I'll throw in my 2 cents since I tried valerian (for the first time) last Saturday when meeting cjborgert and jeff.richardson for some freediving at Blue Springs. My reaction to it was terrible - my heart rate increased rather than decreased and I tired very quickly. I was worthless as a freediver and it got worse as the day went on.

As cjborgert explained to me (and confirmed just today by my physician brother), these supplements are not regulated at all and so exactly what was in my off the rack valerian may not exactly be known. Anyway, it was not a pleasant experience. While I perhaps lacked sense in trying something that I was unsure of, I at least had the sense to recognize the negative effects it was having on my body and I greatly limited my freediving attempts (much to my dismay, as I had a great opportunity to freedive with two very good freedivers).

Anyway, for me at least, a lesson is learned and the valerian is in the garbage.


Aloha cjb

When I read your first post, there were a few questions. Your second post covered them. It took 50+ years and the internet but, now I'm learning that there are at least two sides to everything.

Interesting subject guys.
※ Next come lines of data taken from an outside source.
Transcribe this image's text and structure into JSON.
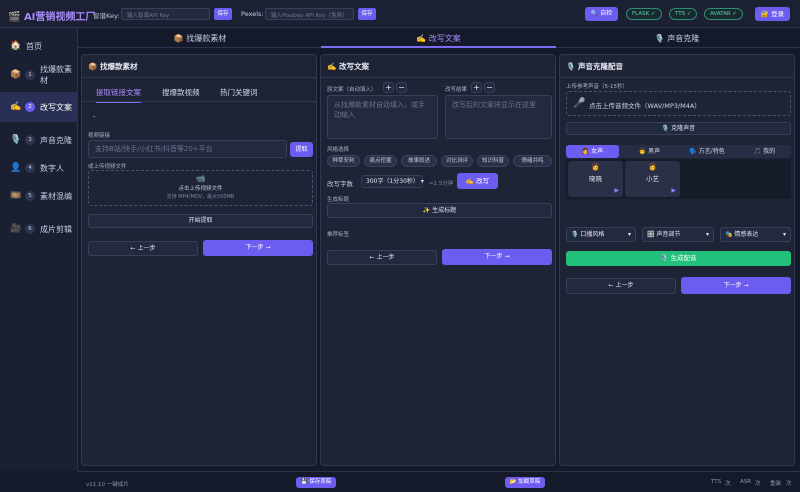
{
  "header": {
    "app_title": "AI营销视频工厂",
    "app_icon": "film-icon",
    "key_label": "智谱Key:",
    "key_placeholder": "输入智谱API Key",
    "save1": "保存",
    "pexels_label": "Pexels:",
    "pexels_placeholder": "输入Pixabay API Key（免费）",
    "save2": "保存",
    "self_check": "自检",
    "status_flask": "FLASK ✓",
    "status_tts": "TTS ✓",
    "status_avatar": "AVATAR ✓",
    "login": "登录"
  },
  "sidebar": {
    "home": "首页",
    "items": [
      {
        "num": "1",
        "label": "找爆款素材",
        "icon": "box-icon"
      },
      {
        "num": "2",
        "label": "改写文案",
        "icon": "pen-icon"
      },
      {
        "num": "3",
        "label": "声音克隆",
        "icon": "mic-icon"
      },
      {
        "num": "4",
        "label": "数字人",
        "icon": "person-icon"
      },
      {
        "num": "5",
        "label": "素材混编",
        "icon": "film-strip-icon"
      },
      {
        "num": "6",
        "label": "成片剪辑",
        "icon": "camera-icon"
      }
    ]
  },
  "tabs": [
    "📦 找爆款素材",
    "✍️ 改写文案",
    "🎙️ 声音克隆"
  ],
  "panel1": {
    "title": "📦 找爆款素材",
    "subtabs": [
      "提取链接文案",
      "搜爆款视频",
      "热门关键词"
    ],
    "dash": "-",
    "link_label": "视频链接",
    "link_placeholder": "支持B站/快手/小红书/抖音等20+平台",
    "extract": "提取",
    "or_upload": "或上传视频文件",
    "upload_text": "点击上传视频文件",
    "upload_hint": "支持 MP4/MOV，最大500MB",
    "start": "开始提取",
    "prev": "← 上一步",
    "next": "下一步 →"
  },
  "panel2": {
    "title": "✍️ 改写文案",
    "orig_label": "原文案（自动填入）",
    "result_label": "改写结果",
    "orig_placeholder": "从找爆款素材自动填入，或手动输入",
    "result_placeholder": "改写后的文案将显示在这里",
    "style_label": "风格选择",
    "styles": [
      "种草安利",
      "痛点挖掘",
      "故事叙述",
      "对比测评",
      "知识科普",
      "情绪共鸣"
    ],
    "wordcount_label": "改写字数",
    "wordcount_value": "300字（1分30秒）",
    "duration": "≈1.5分钟",
    "rewrite": "✍️ 改写",
    "gen_title_label": "生成标题",
    "gen_title_btn": "✨ 生成标题",
    "tags_label": "推荐标签",
    "prev": "← 上一步",
    "next": "下一步 →"
  },
  "panel3": {
    "title": "🎙️ 声音克隆配音",
    "upload_label": "上传参考声音（5-15秒）",
    "upload_text": "点击上传音频文件（WAV/MP3/M4A）",
    "clone_btn": "🎙️ 克隆声音",
    "voice_tabs": [
      "👩 女声",
      "👨 男声",
      "🗣️ 方言/特色",
      "🎵 我的"
    ],
    "voices": [
      {
        "avatar": "👩",
        "name": "晓晓"
      },
      {
        "avatar": "👩",
        "name": "小艺"
      }
    ],
    "sel_style": "🎙️ 口播风格",
    "sel_tone": "🎛️ 声音调节",
    "sel_emotion": "🎭 情感表达",
    "generate": "🎙️ 生成配音",
    "prev": "← 上一步",
    "next": "下一步 →"
  },
  "footer": {
    "version": "v11.10 一键成片",
    "save_draft": "💾 保存草稿",
    "load_draft": "📂 加载草稿",
    "tts_label": "TTS",
    "tts_val": "次",
    "asr_label": "ASR",
    "asr_val": "次",
    "rewrite_label": "重装",
    "rewrite_val": "次"
  },
  "colors": {
    "accent": "#6d5cf0",
    "green": "#22c07a",
    "bg": "#151a2a"
  }
}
Just thought I'd throw in the thought that personaly I dive to relax, and enjoy the water. The fact that someone may dive deeper or longer than me really doesn't matter. Only the quality of my own dive does. To even think of using (and subsequanty worrying about the effects off) any of the herbal relaxants etc would take away from the experience. That being said I have imense respect for those of you that strive to reach the best levels of performance, and on one level I probably envy you. But the simplicity and freedom of freediving is the draw for me. I'd really hate to lose a dive buddy due to experimenting with any substance. And lets face it, the only way to find out the effects of any substance on a person in the deep blue would be to experiment. Not worth it for me. Safe Diving.